In the Lafayette district in the centre of Tunis, where a few hours earlier police had shot and wounded protesters, hundreds of people ignored a curfew and came into the streets after Ben Ali’s speech ended.
People waved Tunisian flags and chanted “Viva Ben Ali!” and “Thank you Ben Ali!” while cars sounded their horns.
“We are happy because he spoke the language of the people. We hope that all the bad memories will be left in the past and we will have only freedom,” said Ramzi Ben Kraim, a 22-year-old student.
Soon after Ben Ali’s speech, Internet sites which for weeks had been blocked, including YouTube and Dailymotion, started working.
It was still not clear though if Ben Ali’s opponents would view him as a lame duck and try to force him out immediately. There was also no obvious candidate to succeed Ben Ali, who had dominated political life in Tunisia and sidelined rivals.
In the impoverished provincial cities that have been the heartlands of the protest movement, there was calm after days of protests and in one town, Tataouine, about 4,000 people took to the streets to salute Ben Ali’s decision, a witness said.
But there was still anger at Ben Ali in Gassrine, scene of some of the deadliest clashes with police. “The people here cannot be happy because our town is gravely wounded,” said local man Mohsen Nasri by telephone.
“There were some good things in the (president’s) speech but we expected an apology for our town.”
Ben Ali appeared on television at the end of a day when the unrest appeared to be slipping out of his government’s control.
Protesters fought running battles with police in the centre of the city of the first time, and witnesses said youths ransacked upmarket shops in the chic holiday resort of Hammamet, where Ben Ali himself has one of his residences.
Ratcheting up the international pressure, former colonial power France for the first time criticised Ben Ali’s handling of the protests and several countries, including the United States, advised citizens to stay away, threatening the tourism trade which is Tunisia’s economic lifeblood.
Ben Ali, who is 74, was contrite and appeared close to tears at times during his televised address. He spoke for the first time in the local dialect instead of using classical Arabic.
“I have been deceived, they deceived me,” he said, in a reference to senior officials. “I am not the sun which shines over everything,” he said.
“I understand the Tunisians, I understand their demands. I am sad about what is happening now after 50 years of service to the country, military service, all the different posts, 23 years of the presidency.”
“I said in 1987 no presidencies for life. I repeat now no presidencies for life. I refuse to touch the constitution, I will not change the age in the constitution.”

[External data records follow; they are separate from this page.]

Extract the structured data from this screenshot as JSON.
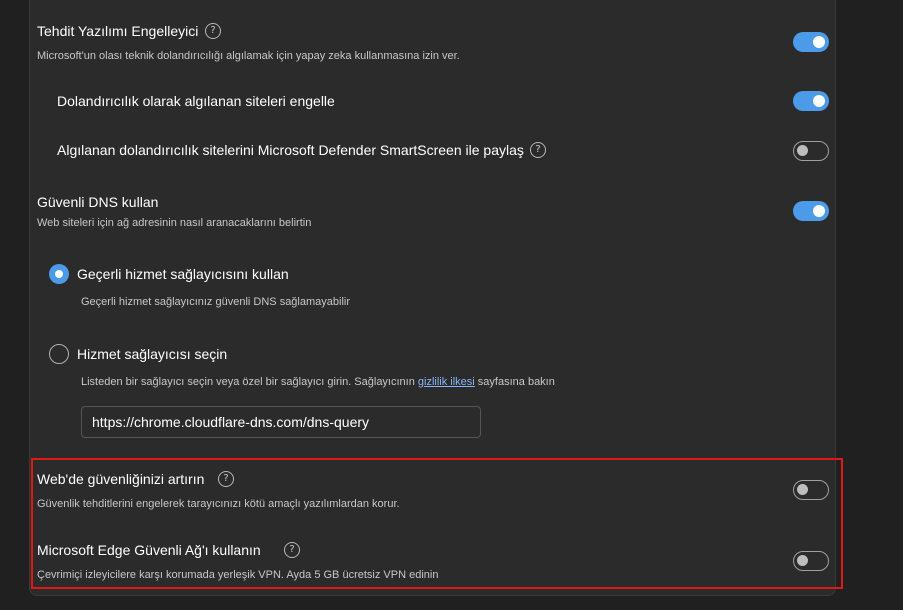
{
  "settings": {
    "phishing_blocker": {
      "title": "Tehdit Yazılımı Engelleyici",
      "desc": "Microsoft'un olası teknik dolandırıcılığı algılamak için yapay zeka kullanmasına izin ver.",
      "enabled": true
    },
    "block_scam_sites": {
      "title": "Dolandırıcılık olarak algılanan siteleri engelle",
      "enabled": true
    },
    "share_smartscreen": {
      "title": "Algılanan dolandırıcılık sitelerini Microsoft Defender SmartScreen ile paylaş",
      "enabled": false
    },
    "secure_dns": {
      "title": "Güvenli DNS kullan",
      "desc": "Web siteleri için ağ adresinin nasıl aranacaklarını belirtin",
      "enabled": true,
      "option_current": {
        "label": "Geçerli hizmet sağlayıcısını kullan",
        "desc": "Geçerli hizmet sağlayıcınız güvenli DNS sağlamayabilir",
        "selected": true
      },
      "option_choose": {
        "label": "Hizmet sağlayıcısı seçin",
        "desc_before": "Listeden bir sağlayıcı seçin veya özel bir sağlayıcı girin. Sağlayıcının ",
        "desc_link": "gizlilik ilkesi",
        "desc_after": " sayfasına bakın",
        "selected": false
      },
      "provider_url": "https://chrome.cloudflare-dns.com/dns-query"
    },
    "enhance_security": {
      "title": "Web'de güvenliğinizi artırın",
      "desc": "Güvenlik tehditlerini engelerek tarayıcınızı kötü amaçlı yazılımlardan korur.",
      "enabled": false
    },
    "secure_network": {
      "title": "Microsoft Edge Güvenli Ağ'ı kullanın",
      "desc": "Çevrimiçi izleyicilere karşı korumada yerleşik VPN. Ayda 5 GB ücretsiz VPN edinin",
      "enabled": false
    }
  },
  "icons": {
    "help": "?"
  },
  "colors": {
    "accent": "#4c9be8",
    "highlight": "#e01818",
    "link": "#8ab4f8"
  }
}
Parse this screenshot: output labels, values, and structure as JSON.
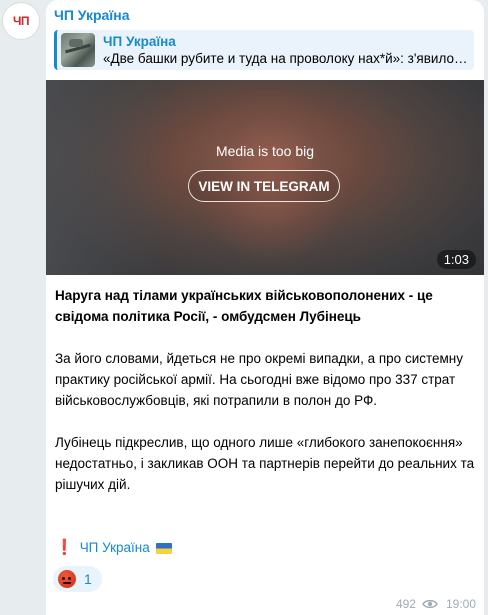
{
  "channel": {
    "avatar_label": "ЧП",
    "name": "ЧП Україна"
  },
  "reply": {
    "title": "ЧП Україна",
    "quote": "«Две башки рубите и туда на проволоку нах*й»: з'явилось відео"
  },
  "media": {
    "notice": "Media is too big",
    "view_button": "VIEW IN TELEGRAM",
    "duration": "1:03"
  },
  "post": {
    "headline": "Наруга над тілами українських військовополонених - це свідома політика Росії, - омбудсмен Лубінець",
    "paragraph1": "За його словами, йдеться не про окремі випадки, а про системну практику російської армії. На сьогодні вже відомо про 337 страт військовослужбовців, які потрапили в полон до РФ.",
    "paragraph2": "Лубінець підкреслив, що одного лише «глибокого занепокоєння» недостатньо, і закликав ООН та партнерів перейти до реальних та рішучих дій.",
    "signature_mark": "❗",
    "signature_link": "ЧП Україна"
  },
  "reaction": {
    "icon": "angry-face-icon",
    "count": "1"
  },
  "meta": {
    "views": "492",
    "time": "19:00"
  },
  "colors": {
    "accent": "#168acd",
    "background": "#e7ecef",
    "bubble": "#ffffff"
  }
}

The Tunisian constitution states no one over 75 years of age can run for the presidency. Many people expected he would have the document amended, as he has done in the past, so he could qualify for a new term.
Ben Ali also ordered security forces to stop shooting at civilians and promised freedom of the press and to stop blocking Internet sites used to criticise his administration.
Najib Chebbi, one of Ben Ali’s most outspoken opponents inside the country and the man Western diplomats view as the most credible figure in the opposition, said the president had done the right thing.
“But what remains (to be seen) is how will this be carried out and I ask that a coalition of government be created,” he said. “The new policy in the speech was good and we await the concrete details.
Tunisia’s protests have been watched closely in other countries in the Arab world with the potential for social unrest, especially after rises in world food prices.
The official death toll from several weeks of clashes with police was 23 civilians killed, but witness account and human rights groups put the figure significantly higher.
Tunisian officials said violent extremists bent on destruction had hijacked the protests, and that police had been left with no option to fire at them in self-defence. There were no reports of any police killed.